Lindsey Jarratt’s son, Brayden, was a year old when the Child Protective Services of Dinwiddie, Va., took him to live with strangers. There are things about the months surrounding that moment that Ms. Jarratt can’t remember — heroin has a way of erasing time. But this much is still etched in her mind: how he screamed and sobbed, the way his baby fists clutched at the nape of her shirt, the feel of his tiny body pressed so desperately against hers that the two had to be pried apart.
She sobbed, too, she says. She begged the social workers to let her mother take custody. Or her cousin. Or her best friend. Someone she knew. Someone he knew. Please. But by then, there were too many strikes against her and the baby’s father, Aaron Jarrell: shoplifting charges, jail time, an overdose (Mr. Jarrell’s) in the baby’s presence. Their urine was “dirty,” their arms lined with track marks. And so their little boy would have to go into foster care.

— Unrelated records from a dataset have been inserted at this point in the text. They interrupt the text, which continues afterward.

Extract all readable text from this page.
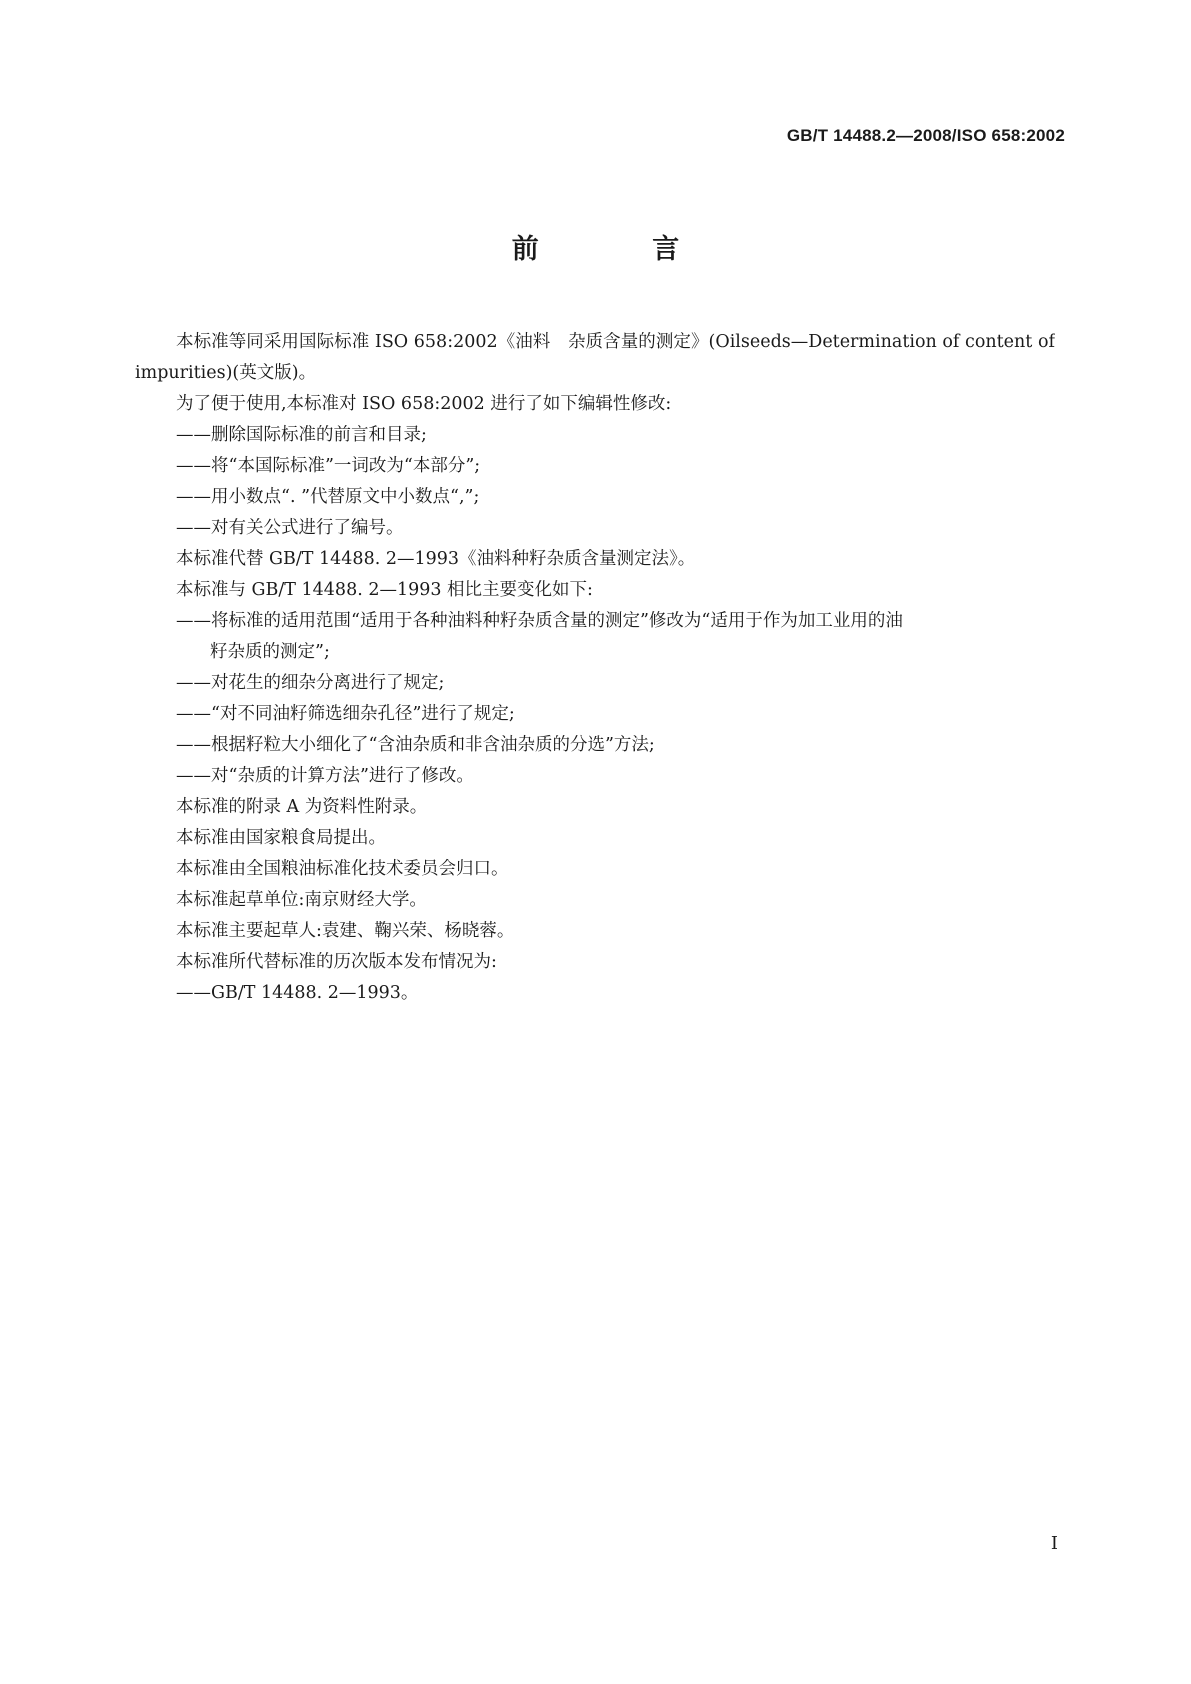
GB/T 14488.2—2008/ISO 658:2002
前 言

本标准等同采用国际标准 ISO 658:2002《油料　杂质含量的测定》(Oilseeds—Determination of content of impurities)(英文版)。

为了便于使用,本标准对 ISO 658:2002 进行了如下编辑性修改:

——删除国际标准的前言和目录;

——将“本国际标准”一词改为“本部分”;

——用小数点“. ”代替原文中小数点“,”;

——对有关公式进行了编号。

本标准代替 GB/T 14488. 2—1993《油料种籽杂质含量测定法》。

本标准与 GB/T 14488. 2—1993 相比主要变化如下:

——将标准的适用范围“适用于各种油料种籽杂质含量的测定”修改为“适用于作为加工业用的油
籽杂质的测定”;

——对花生的细杂分离进行了规定;

——“对不同油籽筛选细杂孔径”进行了规定;

——根据籽粒大小细化了“含油杂质和非含油杂质的分选”方法;

——对“杂质的计算方法”进行了修改。

本标准的附录 A 为资料性附录。

本标准由国家粮食局提出。

本标准由全国粮油标准化技术委员会归口。

本标准起草单位:南京财经大学。

本标准主要起草人:袁建、鞠兴荣、杨晓蓉。

本标准所代替标准的历次版本发布情况为:

——GB/T 14488. 2—1993。

I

Their little boy. Both parents had ached to know him from the moment they discovered Ms. Jarratt was pregnant. She was not one of those young women for whom motherhood hung like a question mark. She adored children; she had studied to be a teacher and had always known that one day she would have a family of her own. If that day had come sooner than anticipated — she was 24 — it was still a cause for joy and hope.
And if the couple had failed as parents, it was not for lack of love or effort. Ms. Jarratt says Mr. Jarrell gushed “like a kid at Christmas” when she presented him with a blue onesie and announced that they were having a boy. They resolved to get sober. Ms. Jarratt began to wean herself off heroin — slowly, so as to reduce the risk to her pregnancy, and in secret because she was too ashamed to ask for help.

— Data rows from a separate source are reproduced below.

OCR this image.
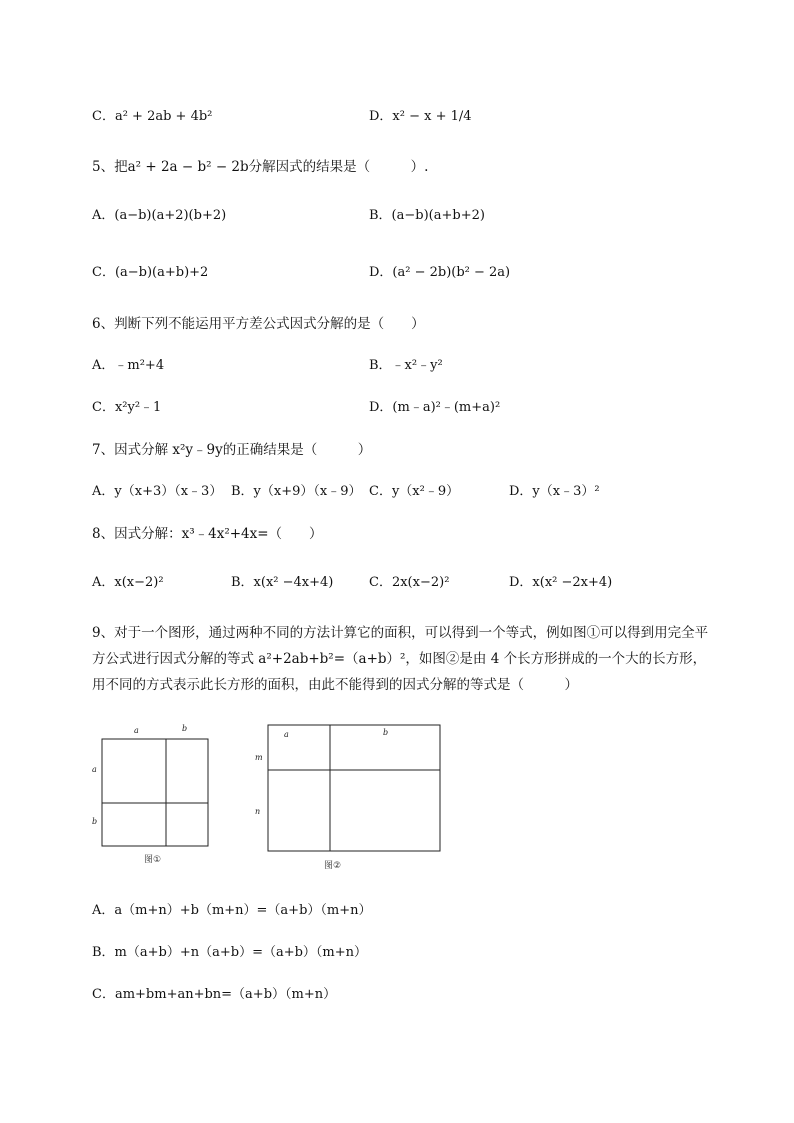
C．a² + 2ab + 4b²	D．x² − x + 1/4
5、把a² + 2a − b² − 2b分解因式的结果是（　　　）.
A．(a−b)(a+2)(b+2)	B．(a−b)(a+b+2)
C．(a−b)(a+b)+2	D．(a² − 2b)(b² − 2a)
6、判断下列不能运用平方差公式因式分解的是（　　）
A．﹣m²+4	B．﹣x²﹣y²
C．x²y²﹣1	D．(m﹣a)²﹣(m+a)²
7、因式分解 x²y﹣9y的正确结果是（　　　）
A．y（x+3）（x﹣3） B．y（x+9）（x﹣9） C．y（x²﹣9）	D．y（x﹣3）²
8、因式分解：x³﹣4x²+4x=（　　）
A．x(x−2)²	B．x(x² −4x+4)	C．2x(x−2)²	D．x(x² −2x+4)
9、对于一个图形，通过两种不同的方法计算它的面积，可以得到一个等式，例如图①可以得到用完全平方公式进行因式分解的等式 a²+2ab+b²=（a+b）²，如图②是由 4 个长方形拼成的一个大的长方形，用不同的方式表示此长方形的面积，由此不能得到的因式分解的等式是（　　　）
a	b
a
b
图①
a	b
m
n
图②
A．a（m+n）+b（m+n）=（a+b）（m+n）
B．m（a+b）+n（a+b）=（a+b）（m+n）
C．am+bm+an+bn=（a+b）（m+n）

Mr. Jarrell had struggled with addiction for a while, but Ms. Jarratt had discovered heroin only recently, during a stretch of post-college despair. It wasn’t until she tried to quit that the drug’s grip on her became clear. She remained sober during her pregnancy, but relapsed soon after. This, too, Ms. Jarratt did in secret, insisting to friends and loved ones that everything was fine. Until the day the social workers took Brayden away.
Ms. Jarratt drifted after that, through court and jail and at least one rehab, where workers flushed her Subutex pills — which can help people stay off heroin — down the toilet and forced her to pray in tongues. Self-loathing and shame consumed her and she used heroin to escape those feelings. Periodically, a social worker reminded her of the ticking clock: If she didn’t get it together soon, her parental rights would be terminated and her son placed for adoption. The practice of adopting children quickly has come under fire in recent years, as the understanding of addiction evolves. But for now, for mothers like Ms. Jarratt, recovery is often a race against time.

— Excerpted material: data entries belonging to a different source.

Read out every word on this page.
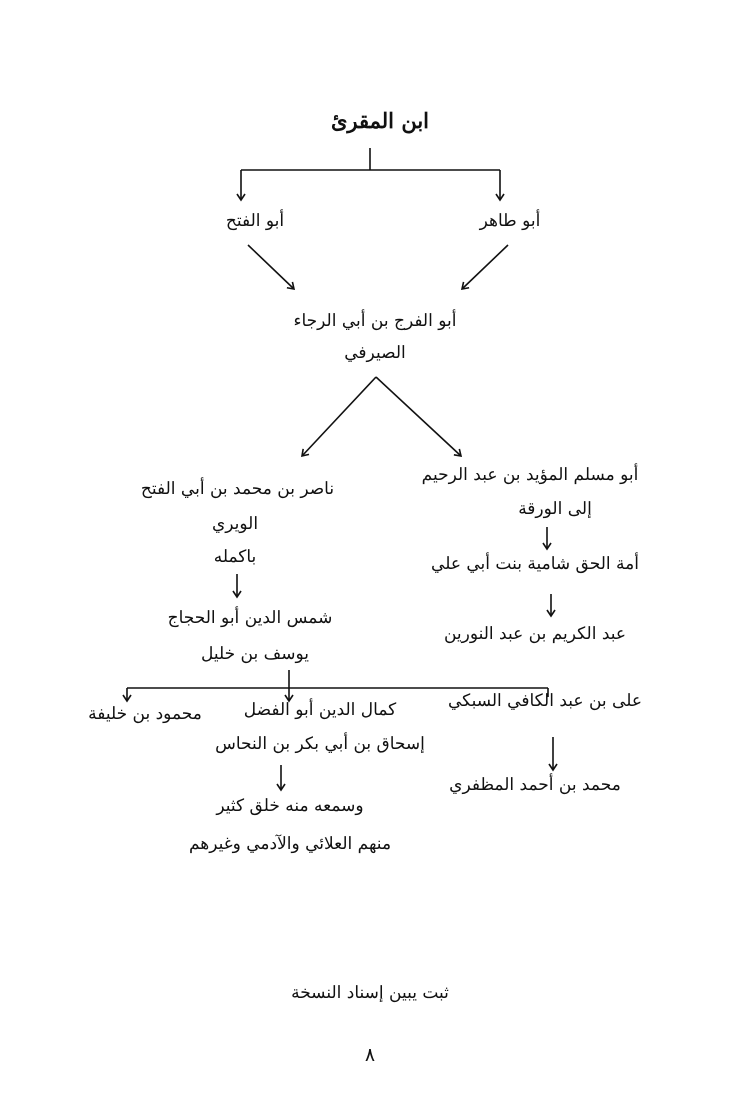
ابن المقرئ
أبو طاهر
أبو الفتح
أبو الفرج بن أبي الرجاء
الصيرفي
أبو مسلم المؤيد بن عبد الرحيم
إلى الورقة
أمة الحق شامية بنت أبي علي
عبد الكريم بن عبد النورين
ناصر بن محمد بن أبي الفتح
الويري
باكمله
شمس الدين أبو الحجاج
يوسف بن خليل
على بن عبد الكافي السبكي
محمد بن أحمد المظفري
كمال الدين أبو الفضل
إسحاق بن أبي بكر بن النحاس
وسمعه منه خلق كثير
منهم العلائي والآدمي وغيرهم
محمود بن خليفة
ثبت يبين إسناد النسخة
٨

In her weakest moments, Ms. Jarratt imagined that clock running out, and she wondered what it would be like to escape life, for good.
But then, through what she could only describe as a stroke of divine intervention, Ms. Jarratt found herself under the care of Mishka Terplan, a nationally renowned addiction specialist with a program devoted to mothers like her. He helped her get back on Subutex and nudged her into a support group. Her cravings disappeared, and she met women in the same boat. Like virtually every other state in the country, Virginia’s roster of mothers facing addiction is growing.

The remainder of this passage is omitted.